Coluna Magnavita: Neymar e sua festa privada

Por Cláudio Magnavita*

O sucesso no Brasil custa caro. Temos aprimorado o dom de pulverizar os nossos ídolos. O que está acontecendo com Neymar neste fim de semana é vexaminoso. O craque do PSG vai fazer uma festa privada, durante cinco dias, para até 500 pessoas. Não quinhentas por dia, mas no total do evento, só com alguns pontuais.

Poderia ter ido para Ibiza ou qualquer lugar paradisíaco, mas escolheu Mangaratiba. Não cobrará ingressos e será 100% privada, paga por ele. Promete, de pés juntos, que vai respeitar as regras. Nada é clandestino.

Se ele não cumprir regras de distanciamento, máscaras e protocolos sanitários a responsabilidade será sua. A condenação por antecipação é ruim para a sua imagem e já repercutiu no mundo, que torce pela crucificação do jovem talentoso.

Se a festa ocorrer ela se enquadra na norma dos bombeiros. Segundo o comandante geral, o Coronel Leandro Monteiro: “Em relação à fiscalização dos eventos de fim de ano, os Comandantes de Unidade devem levar em consideração que o decreto nº42, de 17 de dezembro de 2018, (novo COSCIP) isenta de regularização junto ao CBMERJ edificação residencial privativa unifamiliar e que os eventos privados realizados em imóveis residenciais, que não caracterizem prática de atividade econômica, ficam isentos de autorização do CBMERJ, desde que mantida a destinação residencial privativa e atendidas as medidas de segurança contra incêndio e pânico exigidas para o imóvel.”

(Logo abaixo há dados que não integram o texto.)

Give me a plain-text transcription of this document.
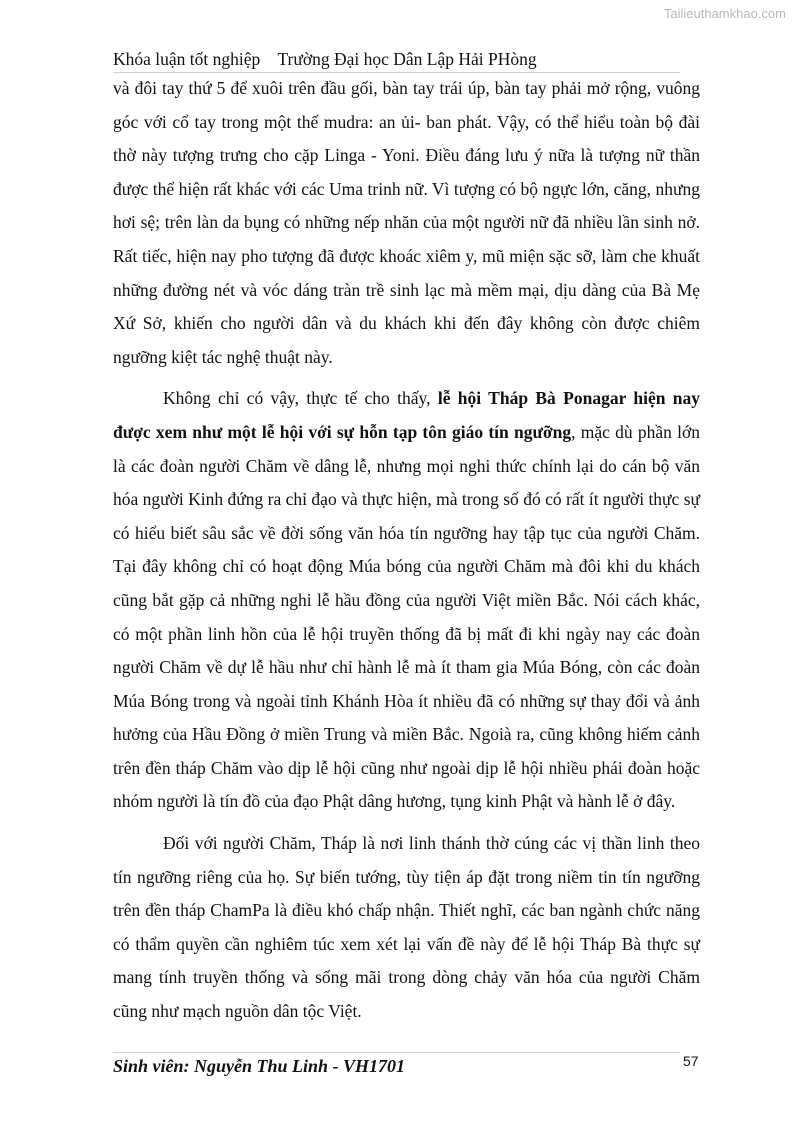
Tailieuthamkhao.com
Khóa luận tốt nghiệp    Trường Đại học Dân Lập Hải PHòng

và đôi tay thứ 5 để xuôi trên đầu gối, bàn tay trái úp, bàn tay phải mở rộng, vuông góc với cổ tay trong một thế mudra: an ủi- ban phát. Vậy, có thể hiểu toàn bộ đài thờ này tượng trưng cho cặp Linga - Yoni. Điều đáng lưu ý nữa là tượng nữ thần được thể hiện rất khác với các Uma trinh nữ. Vì tượng có bộ ngực lớn, căng, nhưng hơi sệ; trên làn da bụng có những nếp nhăn của một người nữ đã nhiều lần sinh nở. Rất tiếc, hiện nay pho tượng đã được khoác xiêm y, mũ miện sặc sỡ, làm che khuất những đường nét và vóc dáng tràn trề sinh lạc mà mềm mại, dịu dàng của Bà Mẹ Xứ Sở, khiến cho người dân và du khách khi đến đây không còn được chiêm ngưỡng kiệt tác nghệ thuật này.

Không chỉ có vậy, thực tế cho thấy, lễ hội Tháp Bà Ponagar hiện nay được xem như một lễ hội với sự hỗn tạp tôn giáo tín ngưỡng, mặc dù phần lớn là các đoàn người Chăm về dâng lễ, nhưng mọi nghi thức chính lại do cán bộ văn hóa người Kinh đứng ra chỉ đạo và thực hiện, mà trong số đó có rất ít người thực sự có hiểu biết sâu sắc về đời sống văn hóa tín ngưỡng hay tập tục của người Chăm. Tại đây không chỉ có hoạt động Múa bóng của người Chăm mà đôi khi du khách cũng bắt gặp cả những nghi lễ hầu đồng của người Việt miền Bắc. Nói cách khác, có một phần linh hồn của lễ hội truyền thống đã bị mất đi khi ngày nay các đoàn người Chăm về dự lễ hầu như chỉ hành lễ mà ít tham gia Múa Bóng, còn các đoàn Múa Bóng trong và ngoài tỉnh Khánh Hòa ít nhiều đã có những sự thay đổi và ảnh hưởng của Hầu Đồng ở miền Trung và miền Bắc. Ngoià ra, cũng không hiếm cảnh trên đền tháp Chăm vào dịp lễ hội cũng như ngoài dịp lễ hội nhiều phái đoàn hoặc nhóm người là tín đồ của đạo Phật dâng hương, tụng kinh Phật và hành lễ ở đây.

Đối với người Chăm, Tháp là nơi linh thánh thờ cúng các vị thần linh theo tín ngưỡng riêng của họ. Sự biến tướng, tùy tiện áp đặt trong niềm tin tín ngưỡng trên đền tháp ChamPa là điều khó chấp nhận. Thiết nghĩ, các ban ngành chức năng có thẩm quyền cần nghiêm túc xem xét lại vấn đề này để lễ hội Tháp Bà thực sự mang tính truyền thống và sống mãi trong dòng chảy văn hóa của người Chăm cũng như mạch nguồn dân tộc Việt.

Sinh viên: Nguyễn Thu Linh - VH1701	57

Além disso, a Nota Técnica nº 5-04:2019 – Eventos temporários de reunião de público –deixa claro não ser aplicada a “eventos de caráter particular, tais como aniversários, casamentos, bodas e assemelhados, desde que não haja montagem de estruturas para destinação de público. Cel BM Leandro Monteiro - Secretário de Estado de Defesa Civil”.

A cidade de Mangaratiba tem como prefeito Alan Campos da Costa, reeleito com 51% dos votos. O seu nome político é “Alan Bombeiro”, pois ele pertence aos quadros da corporação. Apoiado na nota técnica, ele pode enfrentar este período sem sustos e torcer para que o craque realize seus cinco eventos absolutamente dentro das regras.

Em medida radical, Alan Bombeiro proibiu a queima de fogos no Réveillon. Só que não excluiu os Resorts da região, que estão trabalhando com 50% da capacidade e são produtos de natureza, ideal para o turismo na pandemia.

Se Neymar entrar em campo, que siga a regras como faz a cada partida do PSG. Só não pode ser derrubado pelos adversários, que, neste caso, fazem por inveja, já que sua intenção é de ser feliz.

Ao prefeito, reeleito, que considere os apelos do Resorts e permita as queimas privadas, dentro dos limites, para os hotéis que estão respeitando as normas impostas pelo Ministério do Turismo e legislação estadual.